La madrina vuelve a aparecer en un poema de Zozobra (“Jerezanas”), donde López Velarde recuerda a las paisanas que rondaban en la mañana la vetusta casa al norte de la plaza de armas:


Jerezanas,

colibríes de tápalo y quitasol,

que vagabundas en la gloria matutina

paraban junto a mis rejas,

por espiar la joyante canción de mi madrina

rememorando a Serafín Bemol:

“Si soy la causa de lo que escucho,

amigo mío lo siento mucho”.

El español Alfonso García Morales, el mejor lopezvelardeano, escribe al final de la Obra poética de Ramón López Velarde (“Notas a los poemas”, UNAM, 2016), que en la estrofa se “reproducen palabras de la Señorita O al músico Serafín García Bemol, personajes de La gallina ciega, popular zarzuela cómica española, con música de M. Fernández Caballero y letra de M. Ramos Carrión, estrenada en 1873, y que en enero de 1919 se puso en escena en el Teatro Principal de México, donde López Velarde, asiduo en este tiempo del teatro, pudo verla”. Las fechas no (me) cuadran.

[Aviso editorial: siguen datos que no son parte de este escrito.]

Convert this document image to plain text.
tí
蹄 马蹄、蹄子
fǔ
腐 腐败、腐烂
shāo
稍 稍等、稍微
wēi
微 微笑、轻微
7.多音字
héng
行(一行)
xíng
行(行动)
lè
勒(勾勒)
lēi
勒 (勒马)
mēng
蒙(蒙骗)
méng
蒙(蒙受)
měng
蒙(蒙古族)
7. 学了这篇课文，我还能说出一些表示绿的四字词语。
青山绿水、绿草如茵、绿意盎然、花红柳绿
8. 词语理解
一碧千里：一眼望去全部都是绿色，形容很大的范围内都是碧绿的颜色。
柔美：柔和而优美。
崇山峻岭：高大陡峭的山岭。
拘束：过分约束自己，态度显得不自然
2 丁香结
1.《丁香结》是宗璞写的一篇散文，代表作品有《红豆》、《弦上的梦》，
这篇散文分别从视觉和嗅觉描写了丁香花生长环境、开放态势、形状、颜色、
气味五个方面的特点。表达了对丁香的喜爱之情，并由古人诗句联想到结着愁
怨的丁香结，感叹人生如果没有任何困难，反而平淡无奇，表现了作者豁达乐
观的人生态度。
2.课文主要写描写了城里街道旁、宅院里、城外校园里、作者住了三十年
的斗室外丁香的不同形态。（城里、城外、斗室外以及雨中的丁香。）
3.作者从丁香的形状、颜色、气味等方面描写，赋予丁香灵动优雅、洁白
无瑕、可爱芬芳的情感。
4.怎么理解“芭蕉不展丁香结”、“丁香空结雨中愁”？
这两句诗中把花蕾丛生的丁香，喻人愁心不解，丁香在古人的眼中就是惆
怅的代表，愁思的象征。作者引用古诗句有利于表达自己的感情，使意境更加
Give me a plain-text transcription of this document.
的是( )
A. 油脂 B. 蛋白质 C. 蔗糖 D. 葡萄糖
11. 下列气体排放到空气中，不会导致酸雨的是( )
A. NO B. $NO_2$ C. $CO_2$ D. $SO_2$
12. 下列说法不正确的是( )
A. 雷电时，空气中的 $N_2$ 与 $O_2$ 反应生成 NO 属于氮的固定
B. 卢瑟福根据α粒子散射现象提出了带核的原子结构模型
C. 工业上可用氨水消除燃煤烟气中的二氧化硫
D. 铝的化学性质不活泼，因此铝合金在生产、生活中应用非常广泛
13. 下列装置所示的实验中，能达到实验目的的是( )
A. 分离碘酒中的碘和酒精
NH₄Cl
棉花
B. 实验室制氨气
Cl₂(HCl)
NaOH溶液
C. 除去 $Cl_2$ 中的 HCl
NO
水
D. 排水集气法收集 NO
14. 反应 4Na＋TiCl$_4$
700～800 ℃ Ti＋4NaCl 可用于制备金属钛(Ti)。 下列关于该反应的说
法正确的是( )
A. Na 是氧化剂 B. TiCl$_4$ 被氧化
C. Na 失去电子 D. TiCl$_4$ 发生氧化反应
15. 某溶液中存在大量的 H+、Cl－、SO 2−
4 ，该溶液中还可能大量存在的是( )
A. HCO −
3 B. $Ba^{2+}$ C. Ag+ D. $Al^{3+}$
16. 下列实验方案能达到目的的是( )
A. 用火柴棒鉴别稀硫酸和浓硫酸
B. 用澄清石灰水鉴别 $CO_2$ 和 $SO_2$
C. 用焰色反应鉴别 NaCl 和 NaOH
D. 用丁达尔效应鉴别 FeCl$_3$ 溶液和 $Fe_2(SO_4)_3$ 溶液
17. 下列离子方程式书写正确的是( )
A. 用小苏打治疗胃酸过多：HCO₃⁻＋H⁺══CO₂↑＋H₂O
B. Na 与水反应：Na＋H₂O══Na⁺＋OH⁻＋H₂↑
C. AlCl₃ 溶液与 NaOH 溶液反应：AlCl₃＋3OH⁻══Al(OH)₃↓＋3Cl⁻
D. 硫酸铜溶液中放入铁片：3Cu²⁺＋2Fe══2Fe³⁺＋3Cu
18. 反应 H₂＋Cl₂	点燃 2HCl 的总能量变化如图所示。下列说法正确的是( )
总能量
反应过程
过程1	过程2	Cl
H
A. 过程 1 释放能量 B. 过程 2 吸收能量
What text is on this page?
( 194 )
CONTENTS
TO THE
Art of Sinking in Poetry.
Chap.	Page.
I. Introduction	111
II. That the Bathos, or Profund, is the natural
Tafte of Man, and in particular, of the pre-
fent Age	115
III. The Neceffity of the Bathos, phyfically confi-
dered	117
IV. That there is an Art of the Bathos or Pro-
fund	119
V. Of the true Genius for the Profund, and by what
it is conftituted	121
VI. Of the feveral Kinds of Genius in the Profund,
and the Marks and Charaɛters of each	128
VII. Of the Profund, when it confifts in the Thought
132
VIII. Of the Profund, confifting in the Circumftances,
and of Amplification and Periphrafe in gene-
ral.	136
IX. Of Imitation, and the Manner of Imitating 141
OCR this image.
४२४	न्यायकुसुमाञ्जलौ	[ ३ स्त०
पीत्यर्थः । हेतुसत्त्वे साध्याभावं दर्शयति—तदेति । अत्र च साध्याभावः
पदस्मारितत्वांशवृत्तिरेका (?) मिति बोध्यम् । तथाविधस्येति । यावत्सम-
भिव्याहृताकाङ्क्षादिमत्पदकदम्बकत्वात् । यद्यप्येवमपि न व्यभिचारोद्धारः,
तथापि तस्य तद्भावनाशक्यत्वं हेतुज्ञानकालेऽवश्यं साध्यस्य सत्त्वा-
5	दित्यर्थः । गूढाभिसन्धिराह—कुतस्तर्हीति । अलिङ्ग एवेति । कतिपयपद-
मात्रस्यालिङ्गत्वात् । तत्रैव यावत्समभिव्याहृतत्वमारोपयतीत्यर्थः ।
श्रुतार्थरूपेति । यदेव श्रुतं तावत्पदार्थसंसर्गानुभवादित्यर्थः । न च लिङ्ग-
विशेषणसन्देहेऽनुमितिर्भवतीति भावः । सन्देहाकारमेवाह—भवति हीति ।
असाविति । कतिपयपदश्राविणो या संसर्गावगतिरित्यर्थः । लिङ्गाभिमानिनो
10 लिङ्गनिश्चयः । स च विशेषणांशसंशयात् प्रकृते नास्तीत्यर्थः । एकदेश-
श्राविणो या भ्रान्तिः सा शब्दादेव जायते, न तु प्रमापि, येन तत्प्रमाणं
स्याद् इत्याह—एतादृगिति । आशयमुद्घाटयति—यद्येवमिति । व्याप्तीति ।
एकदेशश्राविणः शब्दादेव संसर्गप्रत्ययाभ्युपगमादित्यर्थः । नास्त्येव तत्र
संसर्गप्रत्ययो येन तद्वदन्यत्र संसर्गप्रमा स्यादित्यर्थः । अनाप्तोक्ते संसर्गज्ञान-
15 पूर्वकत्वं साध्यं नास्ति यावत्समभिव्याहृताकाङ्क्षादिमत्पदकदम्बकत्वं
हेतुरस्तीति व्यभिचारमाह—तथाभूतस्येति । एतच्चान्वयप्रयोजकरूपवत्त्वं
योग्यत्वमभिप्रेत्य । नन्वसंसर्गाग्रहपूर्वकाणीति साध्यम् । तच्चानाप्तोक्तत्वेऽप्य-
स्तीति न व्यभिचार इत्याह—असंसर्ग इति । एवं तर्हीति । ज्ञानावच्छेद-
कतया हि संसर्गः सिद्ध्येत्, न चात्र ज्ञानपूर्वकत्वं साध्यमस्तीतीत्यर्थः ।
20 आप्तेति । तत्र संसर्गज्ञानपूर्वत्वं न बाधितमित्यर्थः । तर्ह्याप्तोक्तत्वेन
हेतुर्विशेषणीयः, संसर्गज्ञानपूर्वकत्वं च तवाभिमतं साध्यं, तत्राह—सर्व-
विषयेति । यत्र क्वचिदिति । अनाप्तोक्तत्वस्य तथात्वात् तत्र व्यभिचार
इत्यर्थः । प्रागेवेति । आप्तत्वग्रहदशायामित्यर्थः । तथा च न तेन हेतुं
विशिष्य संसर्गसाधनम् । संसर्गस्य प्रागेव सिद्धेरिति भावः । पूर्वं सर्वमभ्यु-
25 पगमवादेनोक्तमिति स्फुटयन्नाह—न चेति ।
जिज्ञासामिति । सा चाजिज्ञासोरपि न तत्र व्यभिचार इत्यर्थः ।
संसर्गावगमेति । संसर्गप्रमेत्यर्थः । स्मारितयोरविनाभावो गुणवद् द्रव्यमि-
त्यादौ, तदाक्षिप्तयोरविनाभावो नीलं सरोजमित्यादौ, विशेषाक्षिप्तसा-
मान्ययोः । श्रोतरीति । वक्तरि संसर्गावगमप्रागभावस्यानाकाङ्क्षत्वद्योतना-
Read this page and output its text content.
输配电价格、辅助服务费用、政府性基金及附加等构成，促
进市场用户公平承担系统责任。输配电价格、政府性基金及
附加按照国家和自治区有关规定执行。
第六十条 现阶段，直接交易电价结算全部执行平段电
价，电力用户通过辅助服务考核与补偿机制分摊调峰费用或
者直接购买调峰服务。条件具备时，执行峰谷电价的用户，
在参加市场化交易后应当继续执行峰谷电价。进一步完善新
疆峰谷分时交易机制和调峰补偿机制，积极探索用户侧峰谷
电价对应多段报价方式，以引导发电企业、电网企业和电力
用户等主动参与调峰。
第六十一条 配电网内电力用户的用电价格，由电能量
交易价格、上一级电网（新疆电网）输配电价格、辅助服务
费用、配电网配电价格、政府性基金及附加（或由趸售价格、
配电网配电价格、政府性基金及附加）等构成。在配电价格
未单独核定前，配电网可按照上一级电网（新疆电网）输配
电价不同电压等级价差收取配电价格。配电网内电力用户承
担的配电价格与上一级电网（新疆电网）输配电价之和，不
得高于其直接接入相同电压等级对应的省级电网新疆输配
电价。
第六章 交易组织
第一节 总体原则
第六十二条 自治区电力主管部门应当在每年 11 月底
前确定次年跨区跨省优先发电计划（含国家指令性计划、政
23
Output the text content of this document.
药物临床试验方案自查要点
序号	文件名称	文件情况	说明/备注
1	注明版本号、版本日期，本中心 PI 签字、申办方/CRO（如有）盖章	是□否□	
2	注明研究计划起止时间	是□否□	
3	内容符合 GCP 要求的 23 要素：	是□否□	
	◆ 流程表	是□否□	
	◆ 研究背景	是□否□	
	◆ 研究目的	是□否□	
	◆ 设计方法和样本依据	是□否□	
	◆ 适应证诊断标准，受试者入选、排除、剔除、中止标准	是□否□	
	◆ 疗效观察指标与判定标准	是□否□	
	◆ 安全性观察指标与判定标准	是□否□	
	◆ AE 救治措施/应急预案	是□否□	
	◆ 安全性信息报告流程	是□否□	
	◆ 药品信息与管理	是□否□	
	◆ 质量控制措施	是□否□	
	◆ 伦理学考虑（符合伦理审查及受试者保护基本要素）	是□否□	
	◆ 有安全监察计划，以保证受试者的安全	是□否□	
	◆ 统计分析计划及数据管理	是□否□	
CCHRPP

Aquello de la madrina y las muchachas que cuenta López Velarde pasó un buen número de años atrás, quizá en la primera década del siglo XX, o a principios de la segunda década, máximo 1913. Pero entonces ¿cómo y de dónde conocería la madrina Luisa la letra de La gallina ciega? ¿O López Velarde vio la zarzuela en 1919 e inventó o recreó en el poema la escena de la madrina y las muchachas jerezanas, esas muchachas, que con su rebozo y sombrilla, se ponían junto a la reja de la casa familiar, para oír el trozo de la zarzuela con las dos líneas cándidas pero letalmente hermosas: “Si soy la causa de lo que escucho,/ amigo mío, lo siento mucho”?

Si eso sucedió —y fue varias veces que oyeron a la madrina como se dice implícitamente en el poema—, esas dos líneas encantarían a aquellas muchachas jerezanas, y tal vez las repitieron alguna vez o soñaron repetirlas a un pretendiente.